A beginner's guide to ancient Rome
Roman art spans almost 1,000 years and three continents. The first Roman art can be dated back to 509 B.C.E., with the legendary founding of the Roman Republic, and lasted until 330 C.E. (or much longer, if you include Byzantine art). The city of Rome was a melting pot, and the Romans had no qualms about adapting artistic influences from the other Mediterranean cultures that surrounded and preceded them.
Paintings from antiquity rarely survive—paint, after all, is a much less durable medium than stone or bronze sculpture. But thanks to the ancient Roman city of Pompeii we can trace the history of Roman wall painting. The entire city was buried in volcanic ash in 79 C.E. when the volcano at Mount Vesuvius erupted—preserving the rich colors in the paintings in the houses and monuments there for thousands of years until their rediscovery.
In legend Rome was founded in 753 B.C.E. by Romulus, its first king. In 509 B.C.E. Rome became a republic ruled by the Senate (wealthy landowners and elders) and the Roman people. During the 450 years of the republic Rome conquered the rest of Italy and then expanded into France, Spain, Turkey, North Africa and Greece. Rome became very Greek influenced or “Hellenized,” filled with Greek architecture, literature, statues, wall-paintings, mosaics, pottery and glass. But with Greek culture came Greek gold, and generals and senators fought over this new wealth. The Republic collapsed in civil war and the Roman empire began.

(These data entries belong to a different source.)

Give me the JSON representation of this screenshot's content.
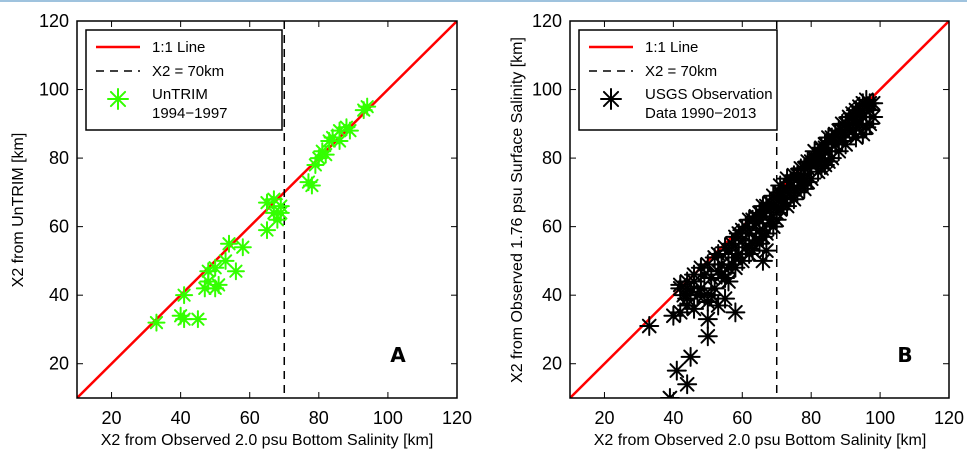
{
  "colors": {
    "one_to_one_line": "#ff0000",
    "untrim_marker": "#33ff00",
    "usgs_marker": "#000000"
  },
  "chart_data": [
    {
      "type": "scatter",
      "panel_label": "A",
      "xlabel": "X2 from Observed 2.0 psu Bottom Salinity [km]",
      "ylabel": "X2 from UnTRIM [km]",
      "xlim": [
        10,
        120
      ],
      "ylim": [
        10,
        120
      ],
      "xticks": [
        20,
        40,
        60,
        80,
        100,
        120
      ],
      "yticks": [
        20,
        40,
        60,
        80,
        100,
        120
      ],
      "legend_position": "top-left",
      "reference_lines": [
        {
          "name": "1:1 Line",
          "style": "solid",
          "color": "#ff0000",
          "kind": "identity"
        },
        {
          "name": "X2 = 70km",
          "style": "dashed",
          "color": "#000000",
          "kind": "vertical",
          "x": 70
        }
      ],
      "series": [
        {
          "name": "UnTRIM 1994−1997",
          "marker": "asterisk",
          "color": "#33ff00",
          "points": [
            [
              33,
              32
            ],
            [
              40,
              34
            ],
            [
              41,
              33
            ],
            [
              41,
              40
            ],
            [
              45,
              33
            ],
            [
              47,
              42
            ],
            [
              48,
              47
            ],
            [
              48,
              44
            ],
            [
              50,
              48
            ],
            [
              50,
              42
            ],
            [
              51,
              43
            ],
            [
              53,
              50
            ],
            [
              54,
              55
            ],
            [
              56,
              47
            ],
            [
              58,
              54
            ],
            [
              65,
              59
            ],
            [
              65,
              67
            ],
            [
              67,
              64
            ],
            [
              67,
              68
            ],
            [
              68,
              62
            ],
            [
              69,
              64
            ],
            [
              69,
              66
            ],
            [
              77,
              73
            ],
            [
              78,
              72
            ],
            [
              79,
              78
            ],
            [
              80,
              80
            ],
            [
              81,
              82
            ],
            [
              82,
              81
            ],
            [
              83,
              85
            ],
            [
              84,
              86
            ],
            [
              86,
              85
            ],
            [
              86,
              88
            ],
            [
              88,
              89
            ],
            [
              89,
              88
            ],
            [
              93,
              94
            ],
            [
              94,
              95
            ]
          ]
        }
      ]
    },
    {
      "type": "scatter",
      "panel_label": "B",
      "xlabel": "X2 from Observed 2.0 psu Bottom Salinity [km]",
      "ylabel": "X2 from Observed 1.76 psu Surface Salinity [km]",
      "xlim": [
        10,
        120
      ],
      "ylim": [
        10,
        120
      ],
      "xticks": [
        20,
        40,
        60,
        80,
        100,
        120
      ],
      "yticks": [
        20,
        40,
        60,
        80,
        100,
        120
      ],
      "legend_position": "top-left",
      "reference_lines": [
        {
          "name": "1:1 Line",
          "style": "solid",
          "color": "#ff0000",
          "kind": "identity"
        },
        {
          "name": "X2 = 70km",
          "style": "dashed",
          "color": "#000000",
          "kind": "vertical",
          "x": 70
        }
      ],
      "series": [
        {
          "name": "USGS Observation Data 1990−2013",
          "marker": "asterisk",
          "color": "#000000",
          "points": [
            [
              33,
              31
            ],
            [
              39,
              10
            ],
            [
              41,
              18
            ],
            [
              40,
              34
            ],
            [
              42,
              35
            ],
            [
              44,
              14
            ],
            [
              45,
              22
            ],
            [
              46,
              36
            ],
            [
              50,
              28
            ],
            [
              50,
              33
            ],
            [
              53,
              37
            ],
            [
              55,
              39
            ],
            [
              58,
              35
            ],
            [
              66,
              50
            ],
            [
              67,
              53
            ],
            [
              42,
              43
            ],
            [
              44,
              39
            ],
            [
              46,
              44
            ],
            [
              48,
              42
            ],
            [
              49,
              46
            ],
            [
              50,
              38
            ],
            [
              51,
              45
            ],
            [
              53,
              47
            ],
            [
              54,
              49
            ],
            [
              56,
              44
            ],
            [
              58,
              51
            ],
            [
              60,
              56
            ],
            [
              62,
              58
            ],
            [
              63,
              55
            ],
            [
              64,
              61
            ],
            [
              65,
              59
            ],
            [
              66,
              63
            ],
            [
              67,
              65
            ],
            [
              68,
              62
            ],
            [
              69,
              66
            ],
            [
              70,
              68
            ],
            [
              70,
              64
            ],
            [
              71,
              70
            ],
            [
              72,
              68
            ],
            [
              73,
              70
            ],
            [
              74,
              72
            ],
            [
              75,
              71
            ],
            [
              76,
              74
            ],
            [
              77,
              75
            ],
            [
              78,
              74
            ],
            [
              79,
              77
            ],
            [
              80,
              78
            ],
            [
              81,
              80
            ],
            [
              82,
              79
            ],
            [
              83,
              81
            ],
            [
              84,
              83
            ],
            [
              85,
              82
            ],
            [
              86,
              85
            ],
            [
              87,
              84
            ],
            [
              88,
              86
            ],
            [
              89,
              88
            ],
            [
              90,
              87
            ],
            [
              91,
              89
            ],
            [
              92,
              91
            ],
            [
              93,
              90
            ],
            [
              94,
              93
            ],
            [
              95,
              92
            ],
            [
              96,
              95
            ],
            [
              97,
              94
            ],
            [
              98,
              96
            ],
            [
              98,
              92
            ],
            [
              97,
              90
            ],
            [
              96,
              89
            ],
            [
              95,
              87
            ],
            [
              94,
              90
            ],
            [
              93,
              86
            ],
            [
              92,
              88
            ],
            [
              90,
              84
            ],
            [
              89,
              85
            ],
            [
              88,
              82
            ],
            [
              86,
              80
            ],
            [
              85,
              79
            ],
            [
              84,
              78
            ],
            [
              83,
              77
            ],
            [
              82,
              76
            ],
            [
              80,
              74
            ],
            [
              79,
              73
            ],
            [
              78,
              71
            ],
            [
              77,
              72
            ],
            [
              76,
              70
            ],
            [
              75,
              68
            ],
            [
              74,
              69
            ],
            [
              73,
              66
            ],
            [
              72,
              67
            ],
            [
              71,
              65
            ],
            [
              70,
              62
            ],
            [
              69,
              60
            ],
            [
              68,
              61
            ],
            [
              67,
              58
            ],
            [
              66,
              57
            ],
            [
              65,
              55
            ],
            [
              64,
              56
            ],
            [
              63,
              53
            ],
            [
              62,
              52
            ],
            [
              61,
              54
            ],
            [
              60,
              50
            ],
            [
              59,
              52
            ],
            [
              58,
              48
            ],
            [
              57,
              49
            ],
            [
              56,
              48
            ],
            [
              55,
              45
            ],
            [
              54,
              46
            ],
            [
              52,
              42
            ],
            [
              51,
              40
            ],
            [
              49,
              40
            ],
            [
              47,
              40
            ],
            [
              45,
              41
            ],
            [
              44,
              37
            ],
            [
              43,
              40
            ],
            [
              57,
              55
            ],
            [
              59,
              58
            ],
            [
              61,
              60
            ],
            [
              63,
              62
            ],
            [
              65,
              64
            ],
            [
              67,
              66
            ],
            [
              69,
              69
            ],
            [
              72,
              71
            ],
            [
              74,
              73
            ],
            [
              76,
              75
            ],
            [
              78,
              77
            ],
            [
              80,
              79
            ],
            [
              82,
              81
            ],
            [
              84,
              84
            ],
            [
              86,
              86
            ],
            [
              88,
              88
            ],
            [
              90,
              90
            ],
            [
              92,
              93
            ],
            [
              94,
              95
            ],
            [
              96,
              97
            ],
            [
              97,
              96
            ],
            [
              95,
              96
            ],
            [
              91,
              92
            ],
            [
              87,
              87
            ],
            [
              83,
              83
            ],
            [
              79,
              79
            ],
            [
              75,
              75
            ],
            [
              71,
              72
            ],
            [
              66,
              66
            ],
            [
              62,
              62
            ],
            [
              58,
              57
            ],
            [
              55,
              54
            ],
            [
              52,
              51
            ],
            [
              50,
              49
            ],
            [
              48,
              48
            ],
            [
              46,
              46
            ],
            [
              44,
              44
            ],
            [
              42,
              42
            ],
            [
              53,
              52
            ],
            [
              56,
              53
            ],
            [
              60,
              59
            ],
            [
              64,
              63
            ],
            [
              68,
              67
            ],
            [
              73,
              74
            ],
            [
              77,
              77
            ],
            [
              81,
              82
            ],
            [
              85,
              86
            ],
            [
              89,
              90
            ],
            [
              93,
              94
            ]
          ]
        }
      ]
    }
  ]
}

In 31 B.C.E. Octavian, the adopted son of Julius Caesar, defeated Cleopatra and Mark Anthony at Actium. This brought the last civil war of the republic to an end. Although it was hoped by many that the republic could be restored, it soon became clear that a new political system was forming: the emperor became the focus of the empire and its people. Although, in theory, Augustus (as Octavian became known) was only the first citizen and ruled by consent of the Senate, he was in fact the empire's supreme authority. As emperor he could pass his powers to the heir he decreed and was a king in all but name.
The imperial system of the Roman Empire depended heavily on the personality and standing of the emperor himself. The reigns of weak or unpopular emperors often ended in bloodshed at Rome and chaos throughout the empire as a whole. In the third century C.E. the very existence of the empire was threatened by a combination of economic crisis, weak and short-lived emperors and usurpers (and the violent civil wars between their rival supporting armies), and massive barbarian penetration into Roman territory.
Financial pressures, urban decline, underpaid troops and consequently overstretched frontiers - all of these finally caused the collapse of the western empire under waves of barbarian incursions in the early fifth century C.E. The last western emperor, Romulus Augustus, was deposed in 476 C.E., though the empire in the east, centered on Byzantium (Constantinople), continued until the fifteenth century.